Sullo sfondo della espressa decisione americana di ritirarsi (o quantomeno ridurre radicalmente la presenza militare), si colloca la volontà del Pakistan di avere, a qualunque costo, un ruolo da protagonista nel processo di pace afgano. E anche in questo caso c’è una forte dimensione economica: i pachistani saranno indotti a dimostrarsi dei fedeli alleati per non perdere i massicci finanziamenti americani. Islamabad potrebbe quindi arrestare alcuni capi talebani, rendere precari i santuari e aumentare la pressione politica e militare sugli “ospiti” afgani.

Dal canto loro, i talebani più favorevoli a un accordo potrebbero ora considerare più seriamente l’ipotesi di isolare i gruppi filo-qaedisti, magari con l’incoraggiamento americano e delle Nazioni Unite mediante la cancellazione di alcuni nomi dalle liste dei terroristi. Si possono anche immaginare ipotesi di garantire una sorta di salvacondotto per la trattativa o l’esilio.

Questo processo di moderazione del conflitto non è certo scontato – perché è anche possibile che le reti qaediste o filo-qaediste (Haqqani, salafiti, stranieri) reagiscano con azioni mirate – ma sembra probabile, visto il limitato appoggio popolare di cui godono i gruppi più violenti. Un problema può derivare dal tentativo, quasi inevitabile, di rivendicare l’avvio del ritiro americano come una vittoria. Inoltre, restano gli ostacoli strutturali al processo negoziale: le forzature pachistane (per controllare e guidare le trattative), l’indecisione americana (con chi trattare, e in modo quanto diretto) e l’incapacità del governo Karzai di seguire una linea coerente (per cui a volte Kabul è apparsa come un problema e non una soluzione). Difficile poi perseguire un negoziato strutturato data la frammentazione della controparte, per cui anche la leadership di mullah Omar è oggi posta in dubbio da molti osservatori.

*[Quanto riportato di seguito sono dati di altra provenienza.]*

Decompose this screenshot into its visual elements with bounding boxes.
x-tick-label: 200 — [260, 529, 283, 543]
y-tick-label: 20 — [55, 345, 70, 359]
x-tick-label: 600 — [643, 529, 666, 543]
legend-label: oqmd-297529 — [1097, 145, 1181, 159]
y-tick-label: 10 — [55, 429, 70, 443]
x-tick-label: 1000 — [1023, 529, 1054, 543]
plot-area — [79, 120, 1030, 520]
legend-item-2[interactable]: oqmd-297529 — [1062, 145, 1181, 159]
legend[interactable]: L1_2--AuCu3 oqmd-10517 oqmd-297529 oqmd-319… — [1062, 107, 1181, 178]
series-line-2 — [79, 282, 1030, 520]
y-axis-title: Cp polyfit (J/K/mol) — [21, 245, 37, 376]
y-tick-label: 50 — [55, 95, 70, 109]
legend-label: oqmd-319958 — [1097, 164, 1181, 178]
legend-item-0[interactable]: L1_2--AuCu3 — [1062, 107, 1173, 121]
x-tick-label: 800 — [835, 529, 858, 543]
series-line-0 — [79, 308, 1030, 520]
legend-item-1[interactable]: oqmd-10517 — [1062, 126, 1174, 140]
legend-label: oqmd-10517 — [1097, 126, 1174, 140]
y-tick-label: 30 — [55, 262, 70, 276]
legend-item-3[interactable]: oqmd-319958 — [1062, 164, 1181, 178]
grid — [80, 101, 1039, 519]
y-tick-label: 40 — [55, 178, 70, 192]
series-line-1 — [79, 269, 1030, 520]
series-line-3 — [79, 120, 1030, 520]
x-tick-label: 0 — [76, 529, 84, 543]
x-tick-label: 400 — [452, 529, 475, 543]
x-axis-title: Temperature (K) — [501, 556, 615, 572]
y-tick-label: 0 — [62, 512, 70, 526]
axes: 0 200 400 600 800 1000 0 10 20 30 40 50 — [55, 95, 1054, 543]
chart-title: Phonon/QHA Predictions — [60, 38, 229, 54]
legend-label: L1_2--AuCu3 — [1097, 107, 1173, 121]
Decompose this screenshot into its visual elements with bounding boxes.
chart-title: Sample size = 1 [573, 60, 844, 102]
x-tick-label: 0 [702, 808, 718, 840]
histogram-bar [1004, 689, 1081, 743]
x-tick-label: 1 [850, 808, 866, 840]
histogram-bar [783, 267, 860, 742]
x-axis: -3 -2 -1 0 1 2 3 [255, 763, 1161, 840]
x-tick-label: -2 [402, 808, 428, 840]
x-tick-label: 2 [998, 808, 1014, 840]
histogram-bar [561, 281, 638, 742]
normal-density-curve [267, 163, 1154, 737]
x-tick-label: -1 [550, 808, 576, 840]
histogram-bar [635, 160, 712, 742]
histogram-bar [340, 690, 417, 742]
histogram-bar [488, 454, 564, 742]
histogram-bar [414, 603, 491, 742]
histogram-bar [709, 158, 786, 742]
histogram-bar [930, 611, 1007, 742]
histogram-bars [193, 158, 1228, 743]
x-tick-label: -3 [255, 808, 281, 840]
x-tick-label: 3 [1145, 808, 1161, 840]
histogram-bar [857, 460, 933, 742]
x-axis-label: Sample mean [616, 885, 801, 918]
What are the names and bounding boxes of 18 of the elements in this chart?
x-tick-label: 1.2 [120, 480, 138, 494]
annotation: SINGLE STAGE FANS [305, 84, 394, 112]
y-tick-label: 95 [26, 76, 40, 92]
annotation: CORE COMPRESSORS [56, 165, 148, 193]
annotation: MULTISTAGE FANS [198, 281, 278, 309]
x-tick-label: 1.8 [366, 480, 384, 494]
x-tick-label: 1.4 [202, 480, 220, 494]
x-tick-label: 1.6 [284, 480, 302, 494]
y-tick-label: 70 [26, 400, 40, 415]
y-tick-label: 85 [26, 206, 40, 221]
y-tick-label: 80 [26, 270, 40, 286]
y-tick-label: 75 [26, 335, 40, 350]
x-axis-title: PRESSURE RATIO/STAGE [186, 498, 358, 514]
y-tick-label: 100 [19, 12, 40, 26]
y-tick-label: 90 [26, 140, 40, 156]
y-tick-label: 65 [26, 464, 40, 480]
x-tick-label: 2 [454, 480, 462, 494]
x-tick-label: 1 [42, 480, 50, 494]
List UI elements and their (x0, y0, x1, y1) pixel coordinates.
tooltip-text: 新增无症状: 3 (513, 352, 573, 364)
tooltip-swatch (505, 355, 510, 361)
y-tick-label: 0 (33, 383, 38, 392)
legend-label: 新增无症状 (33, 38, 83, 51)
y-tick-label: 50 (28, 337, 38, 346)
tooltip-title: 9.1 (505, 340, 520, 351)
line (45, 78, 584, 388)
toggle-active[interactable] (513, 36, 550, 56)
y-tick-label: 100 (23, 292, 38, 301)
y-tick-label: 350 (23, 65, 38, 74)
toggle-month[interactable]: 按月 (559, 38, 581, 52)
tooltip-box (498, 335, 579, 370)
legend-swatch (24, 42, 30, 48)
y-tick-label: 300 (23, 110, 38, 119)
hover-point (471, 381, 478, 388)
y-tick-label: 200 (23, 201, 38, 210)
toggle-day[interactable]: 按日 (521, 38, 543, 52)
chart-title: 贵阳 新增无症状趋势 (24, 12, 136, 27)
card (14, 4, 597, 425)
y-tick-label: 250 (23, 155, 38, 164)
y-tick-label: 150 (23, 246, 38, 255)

La fine di bin Laden (non ancora la fine della sua rete) può dunque far uscire dall’impasse una trattativa rimasta sotto traccia. Soprattutto se si confermerà la netta sensazione di un affievolirsi del richiamo jiadista che è risultata finora evidente nel contesto delle rivolte arabe.

In questo caso, non sarà qualche azione kamikaze a interrompere una possibile primavera. Dipenderà tutto dalla reale volontà dei principali attori sulla scena (Karzai, talebani, Stati Uniti e Pakistan, ma anche India e Iran) di deporre la spada: Barack Obama sta già tentando questa strada, e spera certamente di aver riservato l’ultimo fendente allo sceicco del terrore.